Dans un communiqué officiel publié ce lundi 28 juillet, Judith Suminwa qualifie ce carnage d’un « acte odieux et lâche », commis dans le but de semer la terreur au sein de la population et de détourner les opérations conjointes menées par les FARDC et l’armée ougandaise de leurs objectifs.
Exprimant ses « sincères condoléances et toute sa sympathie aux familles endeuillées », la cheffe du gouvernement exhorte les habitants de la région à ne pas céder à la panique, mais à continuer de faire confiance aux forces de défense et de sécurité.
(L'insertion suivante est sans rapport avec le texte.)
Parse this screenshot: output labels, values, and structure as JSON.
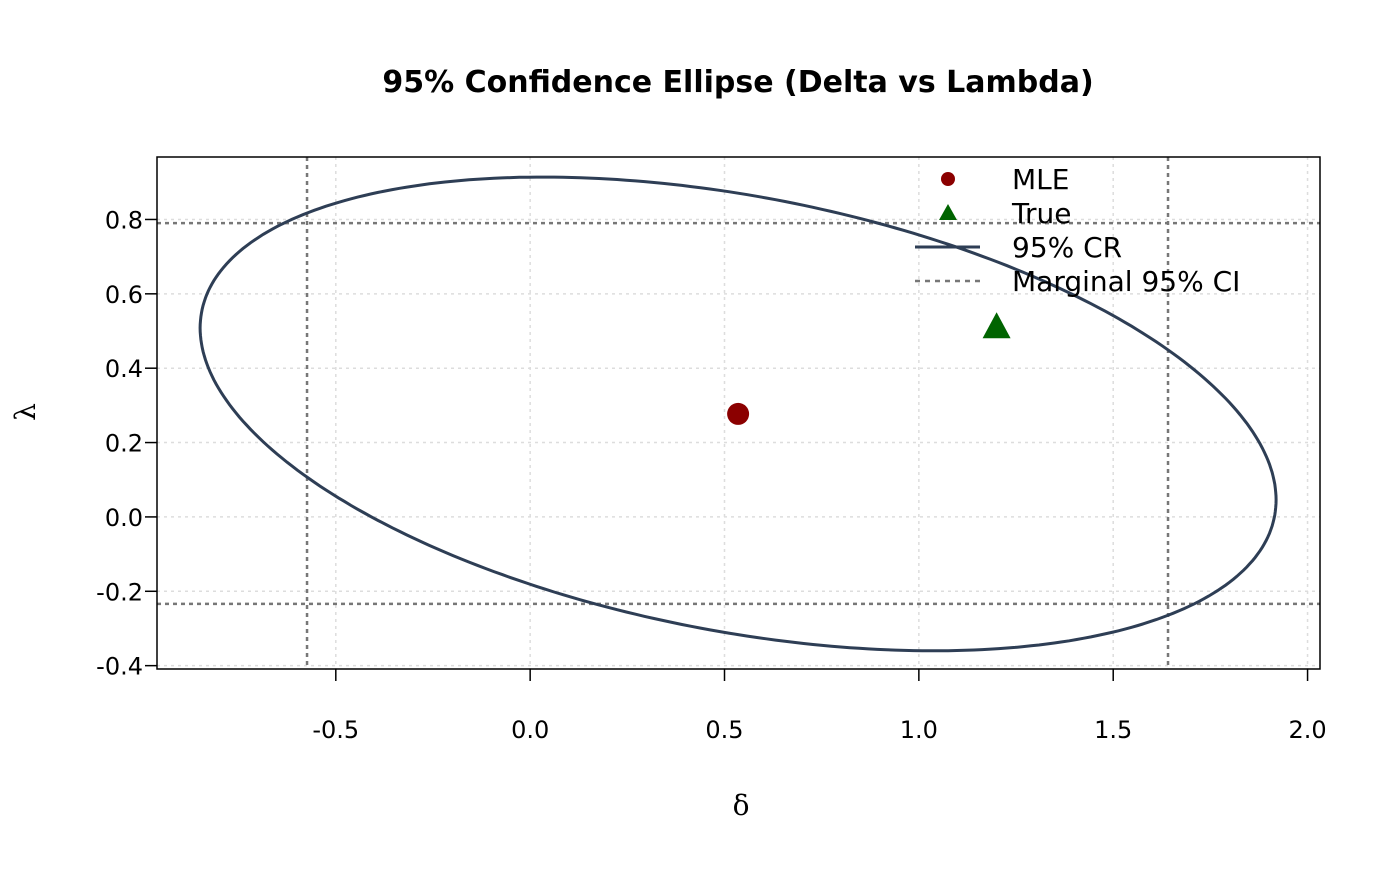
{
  "chart_data": {
    "type": "scatter",
    "title": "95% Confidence Ellipse (Delta vs Lambda)",
    "xlabel": "δ",
    "ylabel": "λ",
    "xlim": [
      -0.96,
      2.032
    ],
    "ylim": [
      -0.409,
      0.968
    ],
    "grid": true,
    "x_ticks": [
      "-0.5",
      "0.0",
      "0.5",
      "1.0",
      "1.5",
      "2.0"
    ],
    "y_ticks": [
      "-0.4",
      "-0.2",
      "0.0",
      "0.2",
      "0.4",
      "0.6",
      "0.8"
    ],
    "mle": {
      "x": 0.535,
      "y": 0.277
    },
    "true": {
      "x": 1.2,
      "y": 0.51
    },
    "ellipse": {
      "center": [
        0.535,
        0.277
      ],
      "x_half_range": 1.384,
      "y_half_range": 0.637,
      "phase": 1.942
    },
    "marginal_ci": {
      "delta": [
        -0.574,
        1.641
      ],
      "lambda": [
        -0.234,
        0.79
      ]
    },
    "legend": {
      "placement": "top-right",
      "entries": [
        "MLE",
        "True",
        "95% CR",
        "Marginal 95% CI"
      ]
    },
    "colors": {
      "mle": "#8b0000",
      "true": "#006400",
      "ellipse": "#2e3e55",
      "ci": "#777777",
      "grid": "#dddddd"
    }
  }
}
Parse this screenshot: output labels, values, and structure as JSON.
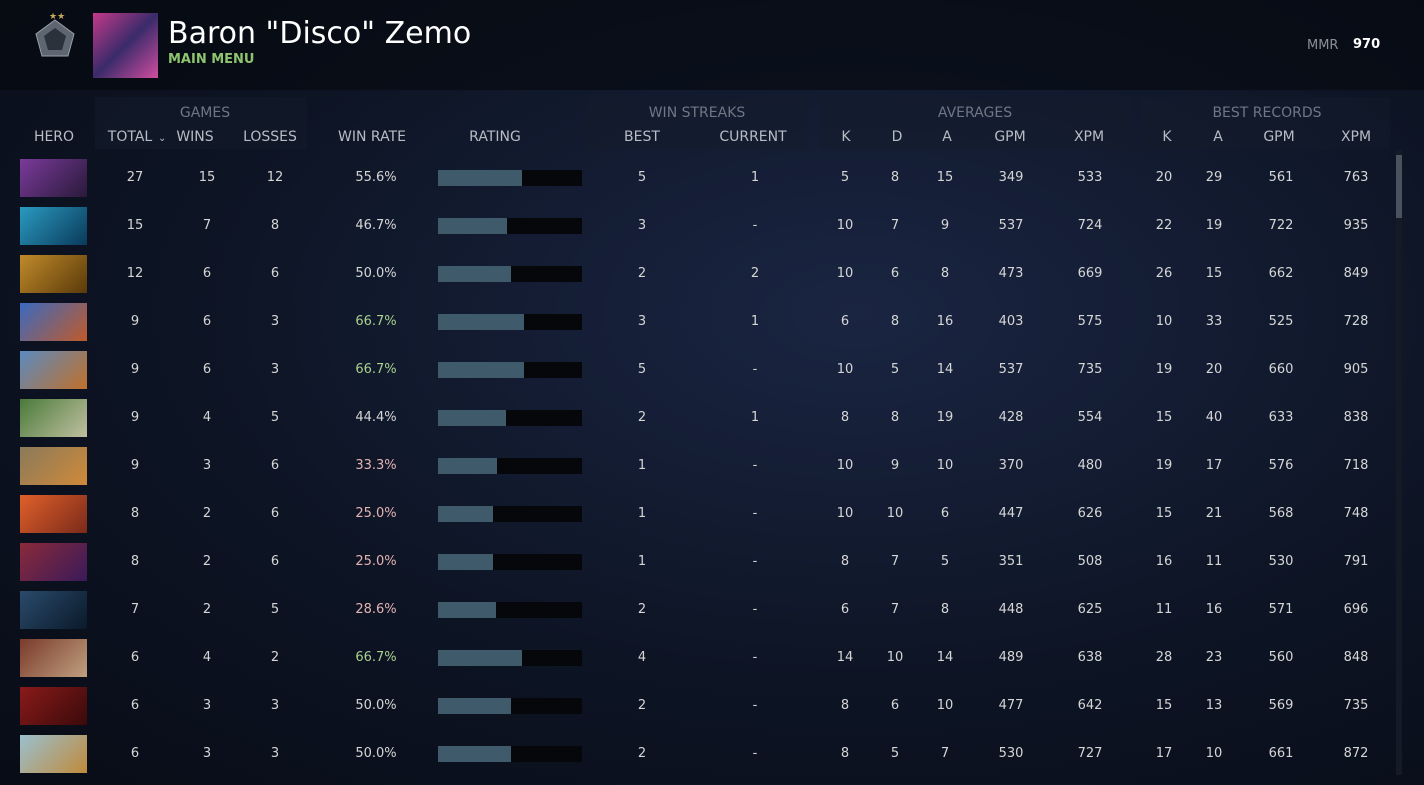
{
  "header": {
    "player_name": "Baron \"Disco\" Zemo",
    "menu_link": "MAIN MENU",
    "mmr_label": "MMR",
    "mmr_value": "970"
  },
  "table": {
    "group_headers": [
      "GAMES",
      "WIN STREAKS",
      "AVERAGES",
      "BEST RECORDS"
    ],
    "column_headers": [
      "HERO",
      "TOTAL",
      "WINS",
      "LOSSES",
      "WIN RATE",
      "RATING",
      "BEST",
      "CURRENT",
      "K",
      "D",
      "A",
      "GPM",
      "XPM",
      "K",
      "A",
      "GPM",
      "XPM"
    ],
    "rating_range": [
      0,
      100
    ],
    "rating_color": "#3f5a6b",
    "rows": [
      {
        "total": 27,
        "wins": 15,
        "losses": 12,
        "win_rate": "55.6%",
        "win_rate_color": "#d6d6d6",
        "rating": 58,
        "best": 5,
        "current": "1",
        "avg": [
          5,
          8,
          15,
          349,
          533
        ],
        "best_records": [
          20,
          29,
          561,
          763
        ]
      },
      {
        "total": 15,
        "wins": 7,
        "losses": 8,
        "win_rate": "46.7%",
        "win_rate_color": "#d6d6d6",
        "rating": 48,
        "best": 3,
        "current": "-",
        "avg": [
          10,
          7,
          9,
          537,
          724
        ],
        "best_records": [
          22,
          19,
          722,
          935
        ]
      },
      {
        "total": 12,
        "wins": 6,
        "losses": 6,
        "win_rate": "50.0%",
        "win_rate_color": "#d6d6d6",
        "rating": 51,
        "best": 2,
        "current": "2",
        "avg": [
          10,
          6,
          8,
          473,
          669
        ],
        "best_records": [
          26,
          15,
          662,
          849
        ]
      },
      {
        "total": 9,
        "wins": 6,
        "losses": 3,
        "win_rate": "66.7%",
        "win_rate_color": "#a9d08e",
        "rating": 60,
        "best": 3,
        "current": "1",
        "avg": [
          6,
          8,
          16,
          403,
          575
        ],
        "best_records": [
          10,
          33,
          525,
          728
        ]
      },
      {
        "total": 9,
        "wins": 6,
        "losses": 3,
        "win_rate": "66.7%",
        "win_rate_color": "#a9d08e",
        "rating": 60,
        "best": 5,
        "current": "-",
        "avg": [
          10,
          5,
          14,
          537,
          735
        ],
        "best_records": [
          19,
          20,
          660,
          905
        ]
      },
      {
        "total": 9,
        "wins": 4,
        "losses": 5,
        "win_rate": "44.4%",
        "win_rate_color": "#d6d6d6",
        "rating": 47,
        "best": 2,
        "current": "1",
        "avg": [
          8,
          8,
          19,
          428,
          554
        ],
        "best_records": [
          15,
          40,
          633,
          838
        ]
      },
      {
        "total": 9,
        "wins": 3,
        "losses": 6,
        "win_rate": "33.3%",
        "win_rate_color": "#e4b3b3",
        "rating": 41,
        "best": 1,
        "current": "-",
        "avg": [
          10,
          9,
          10,
          370,
          480
        ],
        "best_records": [
          19,
          17,
          576,
          718
        ]
      },
      {
        "total": 8,
        "wins": 2,
        "losses": 6,
        "win_rate": "25.0%",
        "win_rate_color": "#e4b3b3",
        "rating": 38,
        "best": 1,
        "current": "-",
        "avg": [
          10,
          10,
          6,
          447,
          626
        ],
        "best_records": [
          15,
          21,
          568,
          748
        ]
      },
      {
        "total": 8,
        "wins": 2,
        "losses": 6,
        "win_rate": "25.0%",
        "win_rate_color": "#e4b3b3",
        "rating": 38,
        "best": 1,
        "current": "-",
        "avg": [
          8,
          7,
          5,
          351,
          508
        ],
        "best_records": [
          16,
          11,
          530,
          791
        ]
      },
      {
        "total": 7,
        "wins": 2,
        "losses": 5,
        "win_rate": "28.6%",
        "win_rate_color": "#e4b3b3",
        "rating": 40,
        "best": 2,
        "current": "-",
        "avg": [
          6,
          7,
          8,
          448,
          625
        ],
        "best_records": [
          11,
          16,
          571,
          696
        ]
      },
      {
        "total": 6,
        "wins": 4,
        "losses": 2,
        "win_rate": "66.7%",
        "win_rate_color": "#a9d08e",
        "rating": 58,
        "best": 4,
        "current": "-",
        "avg": [
          14,
          10,
          14,
          489,
          638
        ],
        "best_records": [
          28,
          23,
          560,
          848
        ]
      },
      {
        "total": 6,
        "wins": 3,
        "losses": 3,
        "win_rate": "50.0%",
        "win_rate_color": "#d6d6d6",
        "rating": 51,
        "best": 2,
        "current": "-",
        "avg": [
          8,
          6,
          10,
          477,
          642
        ],
        "best_records": [
          15,
          13,
          569,
          735
        ]
      },
      {
        "total": 6,
        "wins": 3,
        "losses": 3,
        "win_rate": "50.0%",
        "win_rate_color": "#d6d6d6",
        "rating": 51,
        "best": 2,
        "current": "-",
        "avg": [
          8,
          5,
          7,
          530,
          727
        ],
        "best_records": [
          17,
          10,
          661,
          872
        ]
      }
    ]
  }
}
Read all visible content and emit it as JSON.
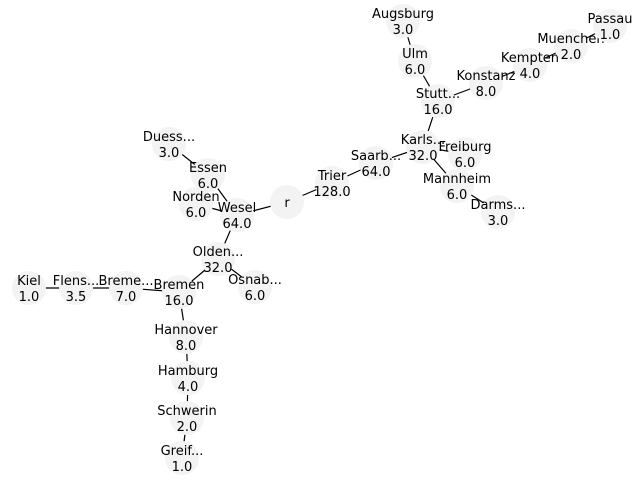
{
  "graph": {
    "nodes": [
      {
        "id": "r",
        "label": "r",
        "value": ""
      },
      {
        "id": "trier",
        "label": "Trier",
        "value": "128.0"
      },
      {
        "id": "saarb",
        "label": "Saarb...",
        "value": "64.0"
      },
      {
        "id": "karls",
        "label": "Karls...",
        "value": "32.0"
      },
      {
        "id": "stutt",
        "label": "Stutt...",
        "value": "16.0"
      },
      {
        "id": "ulm",
        "label": "Ulm",
        "value": "6.0"
      },
      {
        "id": "augsburg",
        "label": "Augsburg",
        "value": "3.0"
      },
      {
        "id": "konstanz",
        "label": "Konstanz",
        "value": "8.0"
      },
      {
        "id": "kempten",
        "label": "Kempten",
        "value": "4.0"
      },
      {
        "id": "muenchen",
        "label": "Muenchen",
        "value": "2.0"
      },
      {
        "id": "passau",
        "label": "Passau",
        "value": "1.0"
      },
      {
        "id": "freiburg",
        "label": "Freiburg",
        "value": "6.0"
      },
      {
        "id": "mannheim",
        "label": "Mannheim",
        "value": "6.0"
      },
      {
        "id": "darms",
        "label": "Darms...",
        "value": "3.0"
      },
      {
        "id": "wesel",
        "label": "Wesel",
        "value": "64.0"
      },
      {
        "id": "essen",
        "label": "Essen",
        "value": "6.0"
      },
      {
        "id": "duess",
        "label": "Duess...",
        "value": "3.0"
      },
      {
        "id": "norden",
        "label": "Norden",
        "value": "6.0"
      },
      {
        "id": "olden",
        "label": "Olden...",
        "value": "32.0"
      },
      {
        "id": "osnab",
        "label": "Osnab...",
        "value": "6.0"
      },
      {
        "id": "bremen",
        "label": "Bremen",
        "value": "16.0"
      },
      {
        "id": "breme2",
        "label": "Breme...",
        "value": "7.0"
      },
      {
        "id": "flens",
        "label": "Flens...",
        "value": "3.5"
      },
      {
        "id": "kiel",
        "label": "Kiel",
        "value": "1.0"
      },
      {
        "id": "hannover",
        "label": "Hannover",
        "value": "8.0"
      },
      {
        "id": "hamburg",
        "label": "Hamburg",
        "value": "4.0"
      },
      {
        "id": "schwerin",
        "label": "Schwerin",
        "value": "2.0"
      },
      {
        "id": "greif",
        "label": "Greif...",
        "value": "1.0"
      }
    ],
    "edges": [
      [
        "r",
        "trier"
      ],
      [
        "trier",
        "saarb"
      ],
      [
        "saarb",
        "karls"
      ],
      [
        "karls",
        "stutt"
      ],
      [
        "stutt",
        "ulm"
      ],
      [
        "ulm",
        "augsburg"
      ],
      [
        "stutt",
        "konstanz"
      ],
      [
        "konstanz",
        "kempten"
      ],
      [
        "kempten",
        "muenchen"
      ],
      [
        "muenchen",
        "passau"
      ],
      [
        "karls",
        "freiburg"
      ],
      [
        "karls",
        "mannheim"
      ],
      [
        "mannheim",
        "darms"
      ],
      [
        "r",
        "wesel"
      ],
      [
        "wesel",
        "essen"
      ],
      [
        "essen",
        "duess"
      ],
      [
        "wesel",
        "norden"
      ],
      [
        "wesel",
        "olden"
      ],
      [
        "olden",
        "osnab"
      ],
      [
        "olden",
        "bremen"
      ],
      [
        "bremen",
        "breme2"
      ],
      [
        "breme2",
        "flens"
      ],
      [
        "flens",
        "kiel"
      ],
      [
        "bremen",
        "hannover"
      ],
      [
        "hannover",
        "hamburg"
      ],
      [
        "hamburg",
        "schwerin"
      ],
      [
        "schwerin",
        "greif"
      ]
    ]
  }
}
« Tout est mis en œuvre pour assurer une prise en charge efficace et coordonnée des victimes, d’une part, et mettre fin à l’activisme des terroristes dans cette région, d’autre part », peut-on lire dans ce communiqué consulté par Mongongo News.
Parallèlement, les Forces armées de la République démocratique du Congo (FARDC) ont réaffirmé leur détermination à traquer ces criminels jusqu’à leur dernier retranchement, selon une déclaration publiée dimanche soir.
Sur le terrain, des sources locales font état d’un important déplacement de population, plusieurs habitants prenant la fuite vers Bunia ou encore Kisangani (Tshopo), considérées comme des zones plus sûres.